武道と「自分と向き合いたい症候群」

営業先の雑談で「高校卒業まで14年間剣道をやってました」と言うと「だから礼儀正しいのですね」とか「だから落ち着いているんですね」とか言われるのですが、これまで生きてきて、それとこれとはまったく関係ないと確信してます。そんなことを考えていてふと、学生時代の大半をなんで剣道に捧げたんだろうと疑問に思ってしまったので、ちょっとまとめてみようと思います。

内向的で、人に気を遣って本音を言わないで生きている僕にとって、剣道は違う自分になれる場所でした。本当はよくないのですが、面をかぶっていると、感情をちゃんと表に出せました。試合に負けて面の中で泣いたり(汗にまみれてバレないんです)、ムカつくことをされて竹刀で思いっきり相手をたたいたり。普段おとなしい自分をちょっとだけ荒々しくさせることができた場所だったんだと今は思います。

年齢が上がってくると「感情を抑える」ということを通り越して、どうやって「その感情が起こらないようにするか」という境地にいたり、受け流したり、いなしたりする術を身に着けていったように思います。よく武道で言われる「平常心」を保つというやつですかね。感情を出すも出さないも、とにかく自分に向き合っていかないといけないですし、その中で自分を高めていく感覚っていうのを、剣道を通して身体の芯まで身に付いたようや気がしてます。

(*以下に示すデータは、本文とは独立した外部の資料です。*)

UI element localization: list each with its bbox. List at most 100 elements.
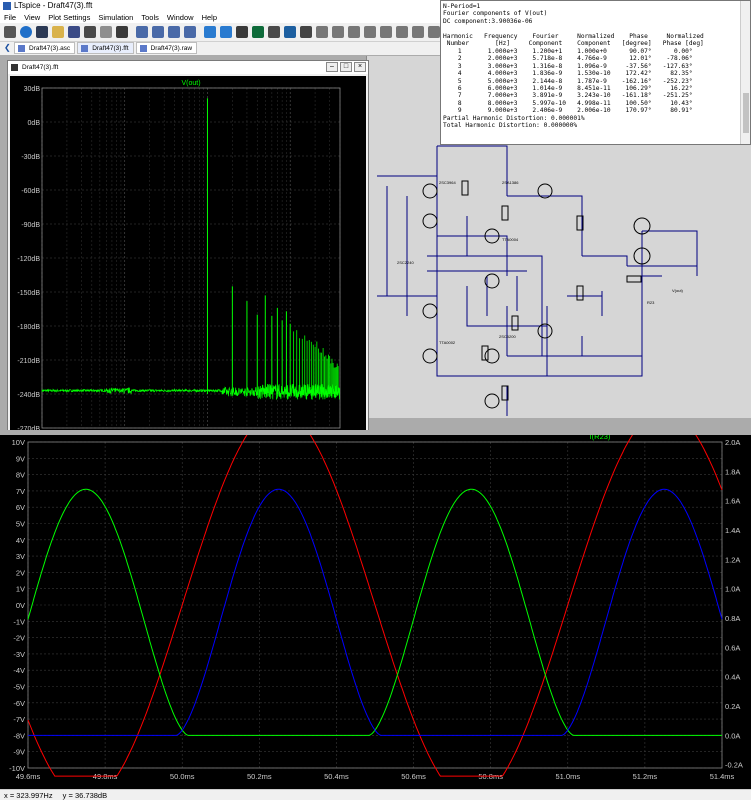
wave-xtick-label: 50.0ms <box>170 772 195 781</box>
menu-file[interactable]: File <box>4 12 16 23</box>
part-label-2sc2240: 2SC2240 <box>397 260 414 265</box>
fft-plot-area[interactable]: 30dB 0dB -30dB -60dB -90dB -120dB -150dB -180dB… <box>10 76 366 443</box>
waveform-chart[interactable]: 10V 9V 8V 7V 6V 5V 4V 3V 2V 1V 0V -1V -2V -3V -4V -5V -6… <box>0 430 751 799</box>
drag-icon[interactable] <box>428 26 440 38</box>
wave-ytick-right: 1.8A <box>725 467 740 476</box>
fft-chart[interactable]: 30dB 0dB -30dB -60dB -90dB -120dB -150dB -180dB… <box>10 76 366 443</box>
wave-ytick-left: -5V <box>13 683 25 692</box>
window-title: LTspice - Draft47(3).fft <box>14 1 93 10</box>
zoom-out-icon[interactable] <box>168 26 180 38</box>
move-icon[interactable] <box>412 26 424 38</box>
wave-ytick-right: 1.0A <box>725 585 740 594</box>
print-icon[interactable] <box>84 26 96 38</box>
wave-ytick-left: -7V <box>13 715 25 724</box>
fft-ytick-label: -150dB <box>17 290 40 297</box>
tab-raw[interactable]: Draft47(3).raw <box>135 42 198 54</box>
cursor-icon[interactable] <box>252 26 264 38</box>
part-label-r23: R23 <box>647 300 655 305</box>
wave-ytick-left: -3V <box>13 650 25 659</box>
part-label-2sc5200: 2SC5200 <box>499 334 516 339</box>
part-label-2sc3964: 2SC3964 <box>439 180 456 185</box>
fft-window-caption[interactable]: Draft47(3).fft – □ × <box>8 61 368 74</box>
document-tabs: ❮ Draft47(3).asc Draft47(3).fft Draft47(… <box>0 42 440 55</box>
fft-ytick-label: 0dB <box>28 120 41 127</box>
menu-help[interactable]: Help <box>202 12 217 23</box>
wave-ytick-right: 0.0A <box>725 731 740 740</box>
wave-ytick-left: 10V <box>12 438 25 447</box>
part-label-2sa1386: 2SA1386 <box>502 180 519 185</box>
component-icon[interactable] <box>396 26 408 38</box>
tab-fft[interactable]: Draft47(3).fft <box>77 42 134 54</box>
fft-window[interactable]: Draft47(3).fft – □ × 30dB 0dB -30dB -60dB -9… <box>7 60 369 446</box>
fft-ytick-label: -30dB <box>21 154 40 161</box>
tab-scroll-left-icon[interactable]: ❮ <box>4 42 12 55</box>
fourier-output-window[interactable]: N-Period=1 Fourier components of V(out) … <box>440 0 751 145</box>
stop-icon[interactable] <box>116 26 128 38</box>
menu-simulation[interactable]: Simulation <box>98 12 133 23</box>
save-icon[interactable] <box>68 26 80 38</box>
fft-ytick-label: -90dB <box>21 222 40 229</box>
wire-icon[interactable] <box>284 26 296 38</box>
wave-ytick-left: 6V <box>16 503 25 512</box>
part-label-tta0004: TTA0004 <box>502 237 519 242</box>
label-net-icon[interactable] <box>316 26 328 38</box>
wave-ytick-right: 2.0A <box>725 438 740 447</box>
wave-ytick-right: 0.6A <box>725 643 740 652</box>
minimize-icon[interactable]: – <box>326 62 338 72</box>
wave-ytick-left: 9V <box>16 454 25 463</box>
fft-window-controls: – □ × <box>326 62 366 72</box>
fft-series-label: V(out) <box>181 80 200 87</box>
fourier-output-text: N-Period=1 Fourier components of V(out) … <box>443 3 704 130</box>
wave-ytick-left: 1V <box>16 585 25 594</box>
inductor-icon[interactable] <box>364 26 376 38</box>
wave-ytick-right: -0.2A <box>725 761 743 770</box>
schematic-components <box>422 180 651 409</box>
close-icon[interactable]: × <box>354 62 366 72</box>
settings-gear-icon[interactable] <box>4 26 16 38</box>
halt-icon[interactable] <box>100 26 112 38</box>
autorange-icon[interactable] <box>236 26 248 38</box>
fft-ytick-label: -120dB <box>17 256 40 263</box>
fourier-scroll-thumb[interactable] <box>743 93 749 133</box>
capacitor-icon[interactable] <box>348 26 360 38</box>
cursor-y-readout: y = 36.738dB <box>62 791 108 800</box>
resistor-icon[interactable] <box>332 26 344 38</box>
menu-view[interactable]: View <box>24 12 40 23</box>
menu-tools[interactable]: Tools <box>141 12 159 23</box>
maximize-icon[interactable]: □ <box>340 62 352 72</box>
run-icon[interactable] <box>20 26 32 38</box>
open-folder-icon[interactable] <box>52 26 64 38</box>
wave-ytick-left: -6V <box>13 699 25 708</box>
wave-series-1 <box>27 488 722 736</box>
wave-ytick-right: 1.2A <box>725 555 740 564</box>
menu-plot-settings[interactable]: Plot Settings <box>48 12 90 23</box>
waveform-icon[interactable] <box>268 26 280 38</box>
waveform-window-border <box>0 430 751 435</box>
fourier-scrollbar[interactable] <box>740 1 750 144</box>
wave-ytick-left: 2V <box>16 568 25 577</box>
new-schematic-icon[interactable] <box>36 26 48 38</box>
zoom-in-icon[interactable] <box>136 26 148 38</box>
tab-schematic[interactable]: Draft47(3).asc <box>14 42 76 54</box>
net-label-vout: V(out) <box>672 288 684 293</box>
wave-ytick-right: 0.8A <box>725 614 740 623</box>
wave-ytick-left: 0V <box>16 601 25 610</box>
wave-xtick-label: 51.0ms <box>555 772 580 781</box>
waveform-window[interactable]: 10V 9V 8V 7V 6V 5V 4V 3V 2V 1V 0V -1V -2V -3V -4V -5V -6… <box>0 430 751 799</box>
ltspice-app-icon <box>3 2 11 10</box>
pan-icon[interactable] <box>152 26 164 38</box>
wave-series-2 <box>28 488 723 736</box>
fft-window-title: Draft47(3).fft <box>22 64 59 71</box>
zoom-fit-icon[interactable] <box>184 26 196 38</box>
menu-window[interactable]: Window <box>167 12 194 23</box>
cascade-icon[interactable] <box>220 26 232 38</box>
wave-xtick-label: 50.6ms <box>401 772 426 781</box>
ground-icon[interactable] <box>300 26 312 38</box>
wave-ytick-left: -8V <box>13 731 25 740</box>
fft-noise-floor <box>41 383 341 401</box>
wave-ytick-right: 0.4A <box>725 673 740 682</box>
diode-icon[interactable] <box>380 26 392 38</box>
fft-ytick-label: 30dB <box>24 86 41 93</box>
wave-xtick-label: 49.6ms <box>16 772 41 781</box>
tile-icon[interactable] <box>204 26 216 38</box>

他人からいろんな力をもらって生きてる人を見ると、うらやましいなぁと思う一方、こうやって自分と向き合って自分の中で力を練り上げていくの方が自分には合っていたから剣道を続けていたのかなと思います。

剣道をやめて10年以上たちますが、武道とか華道とか芸術とか音楽とか、自分と向き合い続けなければならないものに惹かれる原体験は、ここにあったのかもしれないなぁと改めて気づきました。ただ、営業の雑談ですら自分と向き合うきっかけにしてしまうぐらい、自分が「自分と向き合いたい症候群」だということが1番の発見でした。